今回、あまりにコストに関して無頓着な人が多すぎたように思いました。そのくせ各人の食い扶持を考えないといけないみたいな話がけっこう真面目にしてたことが大変疑問でした。そんなん基本は自分でなんとかするしかないだろうに。誰かが養ってもらえるなら私はすぐ養ってほしいです。挙句の果てに親スポンサーがどうこうという話になって「おめでとうございます」意外にいう言葉がありませんでした。『.review』西田氏は一人でヒール兼司会みたいに振る舞っていて「ご苦労様です!」としか言いようがなかったけど、彼らぐらいビジネスライクで普通だと思いました。一つの場を作り、それを維持していくのはそれぐらい大変。クリルタイだってそれぐらいのそろばん勘定はしてます。そんなことは「趣味でやる」か「ガチで打って出る」か決める以前の問題。なのにそこで止まって「金儲けはごにょごにょ」とやるふしぎ。ふしぎ!私達は霞を食って生きているわけではないのに・・・。別に大きく稼ぐわけではないけど、赤字にならない程度に売りたい、次回よりも部数伸ばしたいってそんなにダメな考え方なのかな・・・。もっとも、こうした対立点は「文学フリマ」界隈内に元からくすぶっており、それが今回イベントという形で表に出たにすぎないように思います。ただ、「ガチ」派の西田氏に対して「趣味」派(これは「趣味でもいいじゃん派」)はあまり有効な反論ができてない時点でかなり残念でした。「趣味」派は「うりあげだけじゃないんです!」という時に結局オルタナティブな軸を打ち出せなかったように思いました。

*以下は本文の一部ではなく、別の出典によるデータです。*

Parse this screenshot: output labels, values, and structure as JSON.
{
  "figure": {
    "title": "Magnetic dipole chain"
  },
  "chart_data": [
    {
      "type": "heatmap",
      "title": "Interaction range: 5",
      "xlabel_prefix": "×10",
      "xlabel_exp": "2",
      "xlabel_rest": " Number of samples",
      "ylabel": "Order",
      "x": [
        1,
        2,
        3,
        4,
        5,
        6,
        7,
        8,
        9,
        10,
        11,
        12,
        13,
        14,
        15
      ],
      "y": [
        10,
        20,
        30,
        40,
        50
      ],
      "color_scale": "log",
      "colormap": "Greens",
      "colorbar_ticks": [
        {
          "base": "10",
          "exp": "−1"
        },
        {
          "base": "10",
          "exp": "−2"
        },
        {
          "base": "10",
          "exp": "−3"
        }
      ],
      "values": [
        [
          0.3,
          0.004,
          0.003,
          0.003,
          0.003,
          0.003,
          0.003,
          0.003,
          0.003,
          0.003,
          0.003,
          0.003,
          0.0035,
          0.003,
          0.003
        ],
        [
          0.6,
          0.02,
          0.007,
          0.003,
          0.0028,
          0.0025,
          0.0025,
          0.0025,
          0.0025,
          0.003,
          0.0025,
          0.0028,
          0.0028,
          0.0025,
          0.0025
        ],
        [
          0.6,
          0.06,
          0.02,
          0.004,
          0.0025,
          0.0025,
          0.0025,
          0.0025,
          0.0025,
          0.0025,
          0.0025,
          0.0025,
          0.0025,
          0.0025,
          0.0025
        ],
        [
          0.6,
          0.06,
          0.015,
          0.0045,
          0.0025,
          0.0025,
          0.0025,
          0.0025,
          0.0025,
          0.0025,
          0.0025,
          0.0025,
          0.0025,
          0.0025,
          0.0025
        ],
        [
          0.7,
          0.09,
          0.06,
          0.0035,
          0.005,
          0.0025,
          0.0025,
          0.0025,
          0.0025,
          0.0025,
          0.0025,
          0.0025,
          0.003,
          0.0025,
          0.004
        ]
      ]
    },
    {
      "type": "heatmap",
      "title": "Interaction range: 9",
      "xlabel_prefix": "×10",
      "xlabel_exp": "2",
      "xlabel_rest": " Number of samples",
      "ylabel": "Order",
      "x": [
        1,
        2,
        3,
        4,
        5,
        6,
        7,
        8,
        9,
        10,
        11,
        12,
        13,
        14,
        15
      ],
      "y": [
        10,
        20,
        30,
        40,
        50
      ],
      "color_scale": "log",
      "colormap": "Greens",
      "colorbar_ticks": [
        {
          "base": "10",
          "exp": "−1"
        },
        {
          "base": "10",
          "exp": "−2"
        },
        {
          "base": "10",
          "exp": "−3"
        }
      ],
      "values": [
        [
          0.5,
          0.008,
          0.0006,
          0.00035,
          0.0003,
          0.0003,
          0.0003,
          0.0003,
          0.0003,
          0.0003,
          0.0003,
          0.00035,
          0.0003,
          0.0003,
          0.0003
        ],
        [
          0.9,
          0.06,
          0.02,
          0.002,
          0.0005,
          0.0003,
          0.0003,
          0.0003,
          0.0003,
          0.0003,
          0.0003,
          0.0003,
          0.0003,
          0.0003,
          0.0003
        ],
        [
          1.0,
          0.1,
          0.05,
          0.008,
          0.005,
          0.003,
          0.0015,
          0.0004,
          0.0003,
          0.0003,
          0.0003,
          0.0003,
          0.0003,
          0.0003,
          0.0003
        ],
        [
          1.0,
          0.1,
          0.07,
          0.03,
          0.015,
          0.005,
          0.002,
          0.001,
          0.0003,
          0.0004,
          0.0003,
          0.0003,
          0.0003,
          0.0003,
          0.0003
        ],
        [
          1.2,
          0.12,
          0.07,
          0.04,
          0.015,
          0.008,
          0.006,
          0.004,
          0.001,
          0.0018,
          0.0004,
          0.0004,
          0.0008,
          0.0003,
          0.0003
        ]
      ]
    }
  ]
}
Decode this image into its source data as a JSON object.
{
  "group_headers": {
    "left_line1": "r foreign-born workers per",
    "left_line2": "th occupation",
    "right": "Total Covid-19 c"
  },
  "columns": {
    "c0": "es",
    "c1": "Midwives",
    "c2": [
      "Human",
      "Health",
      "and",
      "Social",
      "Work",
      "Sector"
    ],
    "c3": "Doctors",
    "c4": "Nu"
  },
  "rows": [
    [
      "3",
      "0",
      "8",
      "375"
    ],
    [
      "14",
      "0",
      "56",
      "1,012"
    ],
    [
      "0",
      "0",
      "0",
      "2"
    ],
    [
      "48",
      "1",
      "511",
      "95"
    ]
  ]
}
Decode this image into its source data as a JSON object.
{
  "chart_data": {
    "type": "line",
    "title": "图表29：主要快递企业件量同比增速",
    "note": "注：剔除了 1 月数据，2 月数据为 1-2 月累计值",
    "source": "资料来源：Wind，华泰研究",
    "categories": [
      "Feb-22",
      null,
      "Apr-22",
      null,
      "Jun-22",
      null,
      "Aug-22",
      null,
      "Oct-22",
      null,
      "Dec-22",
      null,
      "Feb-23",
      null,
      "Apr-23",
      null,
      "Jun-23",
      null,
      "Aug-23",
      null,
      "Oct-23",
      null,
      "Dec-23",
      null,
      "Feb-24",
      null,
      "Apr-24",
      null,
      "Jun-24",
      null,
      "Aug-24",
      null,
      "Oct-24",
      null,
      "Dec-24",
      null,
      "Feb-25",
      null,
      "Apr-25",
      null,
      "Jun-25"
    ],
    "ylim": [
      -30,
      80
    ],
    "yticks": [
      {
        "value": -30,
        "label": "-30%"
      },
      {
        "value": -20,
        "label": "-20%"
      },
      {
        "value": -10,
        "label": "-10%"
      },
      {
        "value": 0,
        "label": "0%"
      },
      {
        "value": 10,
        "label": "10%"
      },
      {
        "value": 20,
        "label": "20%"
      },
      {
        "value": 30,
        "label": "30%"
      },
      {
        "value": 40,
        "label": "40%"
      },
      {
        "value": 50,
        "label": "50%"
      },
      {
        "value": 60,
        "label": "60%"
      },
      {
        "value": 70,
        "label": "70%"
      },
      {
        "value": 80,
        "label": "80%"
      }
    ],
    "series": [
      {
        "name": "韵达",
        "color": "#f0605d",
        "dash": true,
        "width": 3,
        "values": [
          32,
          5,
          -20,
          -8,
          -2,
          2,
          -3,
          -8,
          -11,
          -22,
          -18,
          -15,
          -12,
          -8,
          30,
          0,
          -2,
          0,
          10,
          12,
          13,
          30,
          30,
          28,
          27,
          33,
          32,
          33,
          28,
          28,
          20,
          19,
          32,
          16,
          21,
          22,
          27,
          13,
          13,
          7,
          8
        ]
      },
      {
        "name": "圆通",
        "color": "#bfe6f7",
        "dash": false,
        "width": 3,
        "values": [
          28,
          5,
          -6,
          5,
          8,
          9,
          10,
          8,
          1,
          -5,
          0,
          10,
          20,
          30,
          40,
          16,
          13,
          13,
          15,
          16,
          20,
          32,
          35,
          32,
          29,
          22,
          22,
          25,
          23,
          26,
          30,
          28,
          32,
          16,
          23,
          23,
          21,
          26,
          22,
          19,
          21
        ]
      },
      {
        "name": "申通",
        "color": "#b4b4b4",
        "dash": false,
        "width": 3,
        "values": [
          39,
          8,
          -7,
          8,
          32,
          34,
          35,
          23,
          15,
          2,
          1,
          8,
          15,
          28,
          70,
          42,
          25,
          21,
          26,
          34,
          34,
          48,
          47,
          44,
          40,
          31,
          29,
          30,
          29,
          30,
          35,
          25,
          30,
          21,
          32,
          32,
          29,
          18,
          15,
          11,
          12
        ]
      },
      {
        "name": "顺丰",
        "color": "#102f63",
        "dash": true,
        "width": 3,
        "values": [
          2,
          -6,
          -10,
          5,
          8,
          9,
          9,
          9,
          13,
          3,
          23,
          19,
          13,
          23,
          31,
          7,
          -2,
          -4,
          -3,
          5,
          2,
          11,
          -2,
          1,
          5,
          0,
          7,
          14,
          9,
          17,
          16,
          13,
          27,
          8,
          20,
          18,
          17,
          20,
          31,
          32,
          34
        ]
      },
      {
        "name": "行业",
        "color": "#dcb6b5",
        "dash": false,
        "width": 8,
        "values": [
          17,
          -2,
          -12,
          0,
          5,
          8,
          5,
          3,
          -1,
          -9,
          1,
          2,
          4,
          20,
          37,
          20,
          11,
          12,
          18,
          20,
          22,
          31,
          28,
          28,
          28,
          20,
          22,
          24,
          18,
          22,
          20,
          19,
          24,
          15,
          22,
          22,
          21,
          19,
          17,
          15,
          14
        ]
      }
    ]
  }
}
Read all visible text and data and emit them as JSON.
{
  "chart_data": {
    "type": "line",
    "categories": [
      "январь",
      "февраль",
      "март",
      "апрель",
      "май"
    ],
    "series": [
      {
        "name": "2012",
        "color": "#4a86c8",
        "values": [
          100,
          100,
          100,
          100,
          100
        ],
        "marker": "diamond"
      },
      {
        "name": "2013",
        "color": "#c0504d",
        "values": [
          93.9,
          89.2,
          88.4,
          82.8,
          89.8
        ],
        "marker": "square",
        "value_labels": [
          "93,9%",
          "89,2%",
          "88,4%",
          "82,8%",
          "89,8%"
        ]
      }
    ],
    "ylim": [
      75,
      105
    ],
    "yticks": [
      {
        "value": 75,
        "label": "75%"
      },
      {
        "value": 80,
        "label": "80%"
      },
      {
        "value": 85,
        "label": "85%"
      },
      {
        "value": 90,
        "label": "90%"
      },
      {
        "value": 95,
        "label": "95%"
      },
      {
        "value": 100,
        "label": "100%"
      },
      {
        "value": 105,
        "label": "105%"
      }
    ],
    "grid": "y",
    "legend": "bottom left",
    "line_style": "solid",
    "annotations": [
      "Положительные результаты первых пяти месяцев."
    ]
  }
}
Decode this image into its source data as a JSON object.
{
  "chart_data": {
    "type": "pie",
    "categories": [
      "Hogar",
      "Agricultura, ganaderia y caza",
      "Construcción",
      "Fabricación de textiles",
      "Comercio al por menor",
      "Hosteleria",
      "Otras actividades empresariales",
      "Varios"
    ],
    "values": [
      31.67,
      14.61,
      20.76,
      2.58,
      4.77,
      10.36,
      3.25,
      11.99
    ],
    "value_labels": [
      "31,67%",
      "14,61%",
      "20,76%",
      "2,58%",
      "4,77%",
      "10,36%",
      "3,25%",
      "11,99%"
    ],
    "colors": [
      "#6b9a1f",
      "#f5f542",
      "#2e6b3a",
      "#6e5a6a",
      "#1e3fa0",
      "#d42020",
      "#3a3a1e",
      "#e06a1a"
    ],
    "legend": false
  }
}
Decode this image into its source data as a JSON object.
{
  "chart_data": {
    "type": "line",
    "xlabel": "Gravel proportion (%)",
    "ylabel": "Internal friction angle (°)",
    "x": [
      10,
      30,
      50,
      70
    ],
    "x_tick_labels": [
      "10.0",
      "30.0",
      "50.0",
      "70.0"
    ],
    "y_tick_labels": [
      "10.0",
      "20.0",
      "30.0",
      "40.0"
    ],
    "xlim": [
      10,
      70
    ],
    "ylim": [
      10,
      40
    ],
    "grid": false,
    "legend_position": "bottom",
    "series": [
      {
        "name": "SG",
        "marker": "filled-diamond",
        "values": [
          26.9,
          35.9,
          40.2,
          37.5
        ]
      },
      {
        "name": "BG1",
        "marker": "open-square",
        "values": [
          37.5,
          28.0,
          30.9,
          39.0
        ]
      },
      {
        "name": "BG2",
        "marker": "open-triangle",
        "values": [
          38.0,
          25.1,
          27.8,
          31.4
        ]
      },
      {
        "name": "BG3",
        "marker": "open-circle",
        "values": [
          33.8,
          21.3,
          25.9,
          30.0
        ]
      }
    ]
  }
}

私個人は今回、参加してみて、「同人誌」「同人」という名称は若干手垢がつきすぎており、もし「文学フリマ」のプレゼンスを上げるとしたらその辺の用語を刷新する必要があるような気がしました。あと、我々、「奇刊クリルタイ」が「趣味でやる」のか「ガチで打って出る」のか、どちらにするのかは今後考えなければいけないように思いました。「編集長の非コミュ・ネット弁慶」等様々な要因により、クリルタイという集団は「趣味」「ガチ」のどちらでもない極めて曖昧な存在になっているように思います。クリルタイという集団は面白集団であり、基本適当、基本内輪での馴れ合いの集団ですが、意外と真面目に考えている部分もあり、「趣味」「ガチ」問題はそのうち考えとかないとなーと思います。ただ、私はセカンド・サマー・オブ・ラブをガチで信じているので(笑)、「趣味」でコンテンツや売り上げに拘ったらいけないの?と思いますが。その辺は次回文学フリマをご期待ください。


最後に。質問タイム時にクリルタイで質問したら登壇者の一人から、「イベントで質問するのはクリルタイDTPをなんとかしてからにしろ」と言われました。ご高説ありがとうございました。